When San Diego decision-makers look for guidance on how residents feel about proposals to build more housing in their communities, they look to groups that are older, whiter and richer than the city as a whole.
And it’s not a close call.
Nearly twice as many planning group members own a home as the city at large. The share of city residents between 20 and 29 is nearly five times greater than the share of planning group members. And white people make up nearly double the share of planning group members as they do San Diego residents.
In its first survey of who makes up the city’s so-called community planning groups – the 42 elected boards that represent specific geographic areas, reviewing city planning decisions and private development proposals there – the San Diego planning department found current and past members of the group are unrepresentative of the city.
Those findings, though they come from an unscientific survey, are now likely to inform efforts to reform the groups that had fallen dormant amid legal uncertainty.
Late last year, a City Council committee passed a series of reforms to the city’s planning groups. Though the Council adopted the policy outlining the groups in 1976, they’ve been under increasing scrutiny in recent years, with critical reports from the city auditor, county grand jury and a private housing advocacy group in 2018, and a legal memo from the city attorney last year that indicated the groups could be illegal as currently constituted.
Circulate San Diego, a transit advocacy organization, argued the groups are undemocratic, create barriers to participation and amplify the voices of older people who already own a home, contributing to the region’s housing crisis. The city auditor found the groups lack oversight and transparency – making it difficult to track how influential or successful they are, and how representative they are of the areas for which they speak. And the grand jury said the groups need more robust recruiting so they can ensure diverse representation, and tighter oversight to ensure they don’t create needless project delays.
Following those reports, Councilman Scott Sherman convened a task force to put together more than 30 proposed reforms for the planning group system, many of which won committee approval in December.
Those recommendations have not come to the full City Council since then. That’s partially because just before that meeting, the city attorney issued a memo that stopped short of offering a firm legal opinion, but suggested the city needs to make changes to the groups for them to be legal. And that’s before considering a state law last year that restricted cities from having more than five public hearings on housing projects, further complicating the groups’ role in making development decisions.
But if the City Council picks up its dormant reform effort, it’ll now have clarity on the makeup of planning groups through data from the city’s planning department that confirms what critics of the process had long alleged, but that no one had ever quantified: the groups are not representative of the city.

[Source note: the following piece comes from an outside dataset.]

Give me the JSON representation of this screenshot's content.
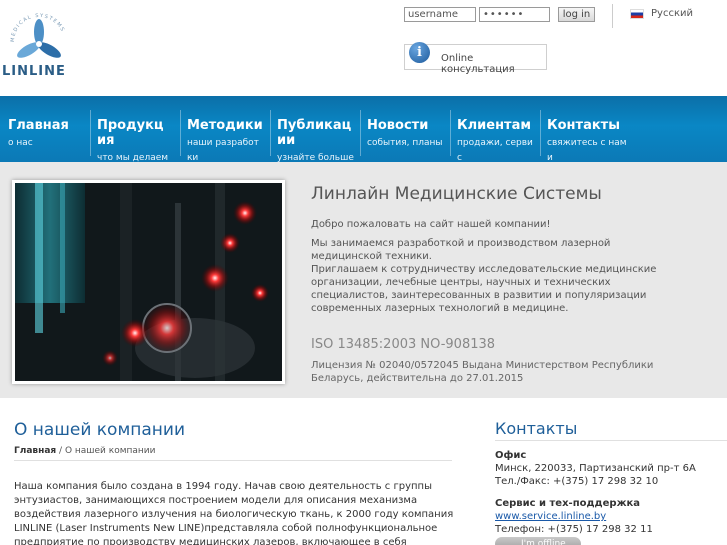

City planners in December and January sent a survey to its planning group email list, which includes both current and former members, and posted the same survey online for anyone to participate. The city received 912 responses, 296 of which came from past or current planning group members.
It found that 86 percent of current or former planning group members who responded are homeowners, compared with just 47 percent of San Diego residents, according to a 2017 Census estimate.
Among survey respondents, 79 percent of current or former planning group members live in single-family homes, even though those homes make up just 54 percent of the city’s housing, according to the San Diego Association of Governments.
The age discrepancy is even more pronounced. Nearly 40 percent of the city’s population is under 40, though people in that age range account for just 15.2 percent of past or former community planning group members who responded to the survey. On the flip side, 71 percent of past or former community planning group members are over 50, compared with just 43 percent of the city’s population.

City planners also asked how satisfied people were with the planning group system as it exists. The highest level of satisfaction came from current or former planning group members who were 70 to 79 years old. The lowest level of satisfaction came from people who were never on a board, between the ages of 18 and 29.
That all gives ammunition to those who have long argued that the boards’ skewed demographics lead to priorities and decisions that are unresponsive to the housing and transportation needs of younger and poorer residents who are more likely to be Black or Latino.

The city now needs to decide how it can address the legal questions raised by the city attorney about the role planning groups play in development in San Diego. Once that happens, or at the same time, the Council can decide which reforms it wants to pursue.
The changes in front of the Council now come from Sherman’s task force, which pulled them from the reports by the city auditor, county grand jury and Circulate San Diego. Those changes would affect how the groups conduct meetings, review development proposals, collect data on membership and determine eligibility for board elections and administer elections. It would also force the city to train board members more thoroughly and oversee the boards more stringently. The Council committee gave the greenlight to most of those policy moves, with slight tweaks.
Sherman, though, is termed out this year. To finish the reform efforts he kickstarted, the full slate of changes would need to come before the board soon – likely in September.
Council committee decisions are supposed to go before the full Council within a matter of months. The brunt of the COVID-19 pandemic came just as that was supposed to happen, which also delayed the city attorney’s expected legal opinion on how the city could proceed to unravel the legal issues around the groups.
Eventually, Council President Georgette Gomez will need to bring the committee’s decisions to the full Council; Sherman or someone else could force the issue now. By the time that happens, the Council will likely have a legal opinion guiding its decisions – plus the new city data underscoring the criticisms that have long been leveled at the groups.